Through physical prototyping, the project tested various configurations of Fresnel lenses, constructed using 9mm laser-cut plywood frames, aluminium water containers, and angle control systems. These setups were evaluated for burn-point concentration, LUX intensity, and temperature gain. The findings confirmed that even in London’s overcast climate, significant heat could be generated—raising temperatures by over 180°C in under a minute at the focal point. This energy potential informs the climate control strategies for sample farms within the building, enabling passive heating and humidification cycles for turmeric and other immune-boosting crops. Reflections of the Sun and Moon—conceptually rooted in Maya divination practices—are reinterpreted through modern optical physics and wave behavior to spatialise light both functionally and ritually.

Beyond light, the project explores circularity through material experimentation with lemon peels—a speculative but grounded approach to architectural biowaste. Recognising that the building would produce large volumes of citrus waste in the form of immunity drinks, the research investigates methods of converting lemon peel into usable interior materials. Tests combined peel powder or hand-milled grains with pectin, water, glycerin, and plaster to create a series of blocks with varying strength, flexibility, water resistance, and thermal properties. Notably, Samples 8 and 12 demonstrated high resilience and leather-like texture, indicating potential as bio-fabric or finish material. However, water resistance remains a challenge—certain samples became sticky or fragile after prolonged moisture exposure, prompting considerations for further treatment or composite development.

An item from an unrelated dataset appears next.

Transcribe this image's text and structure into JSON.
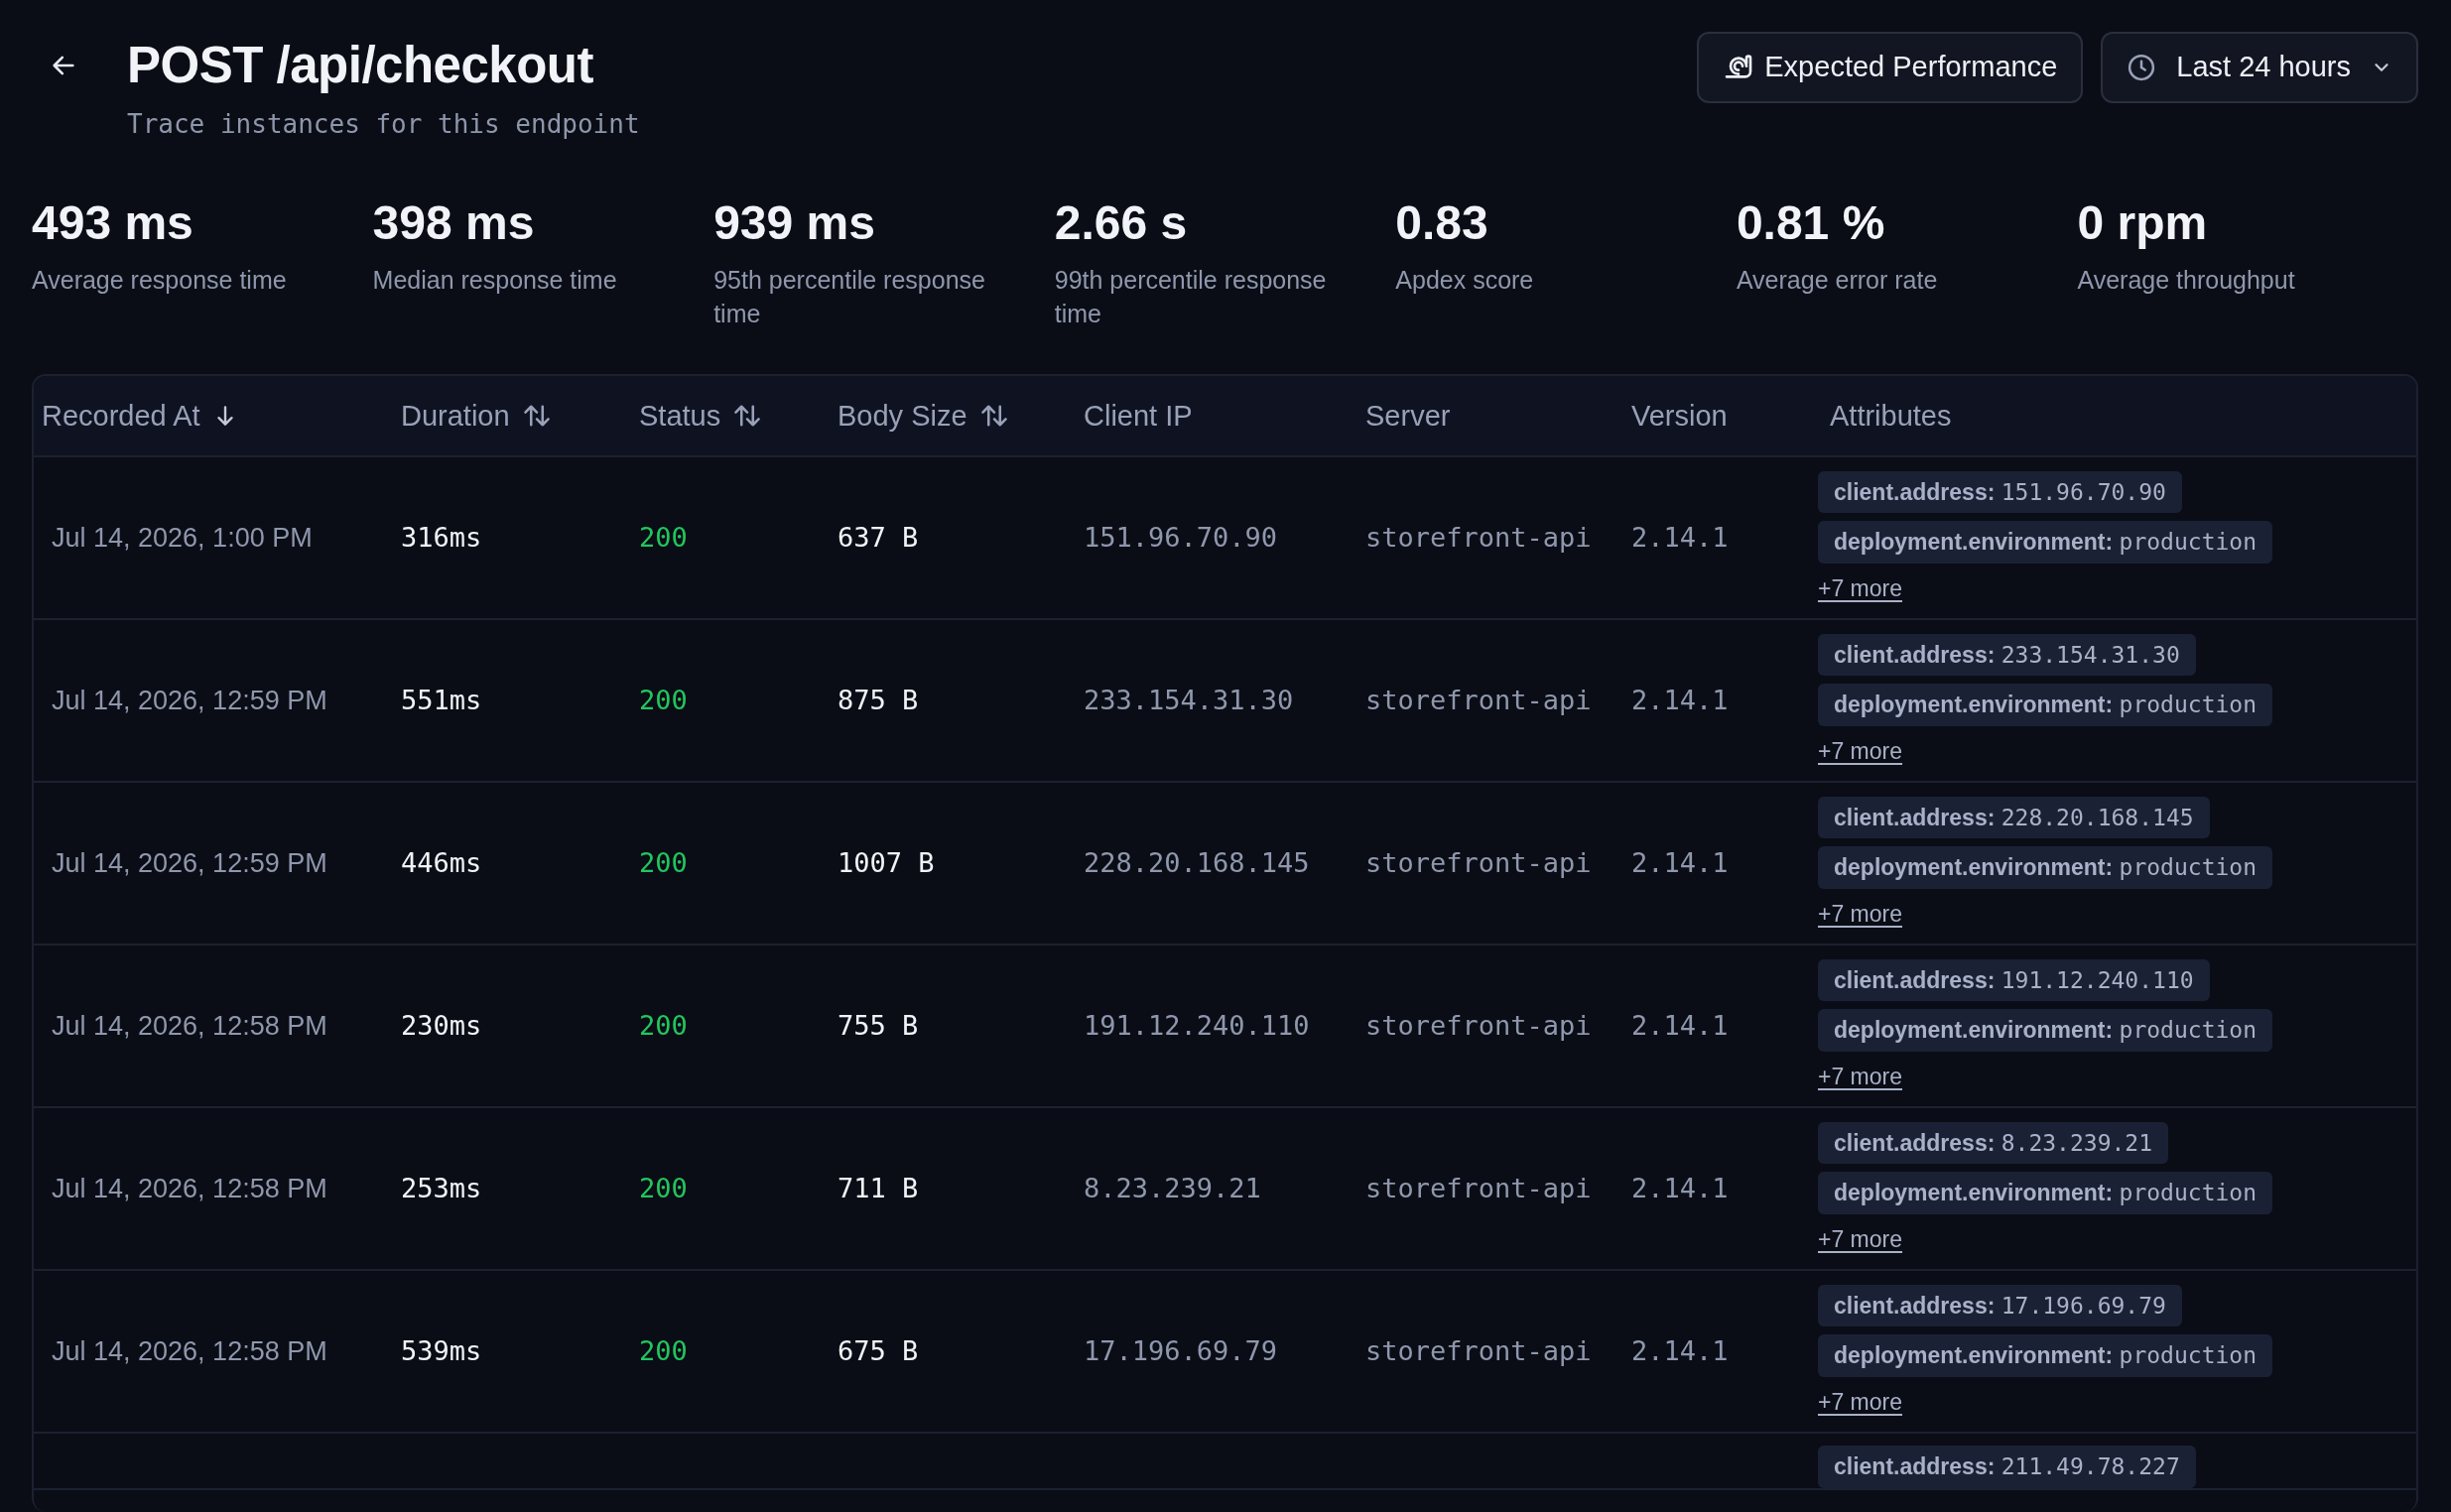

In summary, the project’s technical framework balances poetic symbolism with empirical experimentation. Its light manipulation devices, climatic adaptability, and food-waste circularity serve not only as architectural techniques but as contributions to a broader discourse on biocentric and regenerative design. Here, technology is not just integrated—it is narratively and materially embedded into the logic of the building.

6. Final Film

The final film was an opportunity for me to return to the original unit brief: imagining an alternate universe rooted in Mexican and Mayan context. Rather than making a conventional architectural animation, I approached the film as a cinematic piece that captures the atmosphere, logic, and speculative narrative behind the project. The tone is deliberately slow and reflective, with an emphasis on material texture, light movement, and the ritual-like quality of environmental testing.

Visualising
the
Absolute Immunity

It combines footage from my physical experiments—such as light redirection using Fresnel lenses and steam generation systems—with animations and model shots to suggest how these ideas translate into built space. The film doesn’t explain everything directly but instead focuses on building a sense of place and logic within this speculative world. I wanted the visuals to feel observational, like a quiet document of a real yet unfamiliar environment.

By blending physical testing, ambient observation, and subtle narrative framing, the film becomes part of the design itself—another way to explore what it means to build a research centre for planetary immunity in a parallel timeline. It complements the rest of the project by offering a different mode of storytelling—one less about function, and more about atmosphere and intent.